The Department appears to be trying to claw back some of the ground it has lost on the pay deal in recent years, and is negotiating hard for the current year's settlement. The Secretary of State has accepted the Pay Review Body recommendations for 2007/08 under which GPs will have their pay frozen (a real terms pay reduction after inflation is taken into account). This follows the deal struck for 2006/07 which also saw no inflationary uplift in pay for GPs, plus higher thresholds being set for achieving QOF points, all amounting to a 7% efficiency saving. The BMA representing GPs in the negotiations is furious at what amounts to a pay cut two years running, and is seeking a 4% pay increase for 2007/08. But the NHS side maintains that GMS is a contract for services, not a pay deal, and should be negotiated on different terms. In the process it is trying to build in to the deal some kind of break on increases in GP individual earnings. The negotiations are left with little progress being made to agree 2007/08's inflationary uplift, the level of service efficiency savings to be achieved under GMS, and how investments in new services should be achieved. Patricia Hewitt has recently said that in hind sight individual earnings as a percentage of practice income should have been capped. Barbara Hakin, the lead negotiator on the NHS side, has said that this is now being looked at for future years’ negotiations.

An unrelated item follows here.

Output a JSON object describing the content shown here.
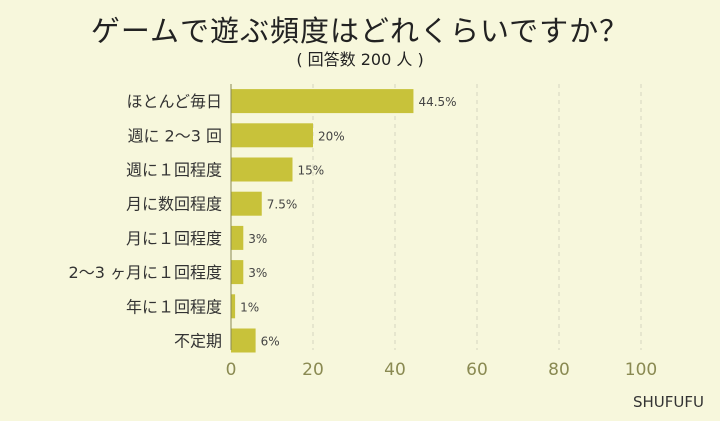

It is unclear how the stale mate is going to be broken and in what time frame. What is clear is that the recent media interest in GP earnings leaves GPs enjoying little public sympathy for their plight. And their status as self-employed contractors to PCTs, who have a growing array of alternative providers now to choose from, leaves them in a negotiating position which appears to be increasingly weak.

Lastest news

  • The BMA considered recommending strike action against the proposed pay deal for GPs, with modernisation initiatives such as choose and book being boycotted in protest. There remains no agreement on pay for the current year with both sides holding their existing lines.
  • Gordon Brown has stepped into the argument about GP pay in his campaign to become the next prime minister. He has pledged to tackle GP salary increases, wanting them to bring back out of hours services or face a pay cut. He believes the existing GP contract can be used more effectively to lever improvements such as longer surgery opening hours.
  • The National Audit Office is to investigate value for money achieved by the new GP contract since its inception. Its report is expected in early 2008. Its investigation will follow their recent damning report into the consultant contract.
  • APMS is to be used to address inequalities in access to primary care in four especially deprived areas under the governments new 'Fairness in Primary Care Procurement' initiative. APMS will be used to attract a full range of possible providers to increase primary care staff numbers and improve service access in the selected regions.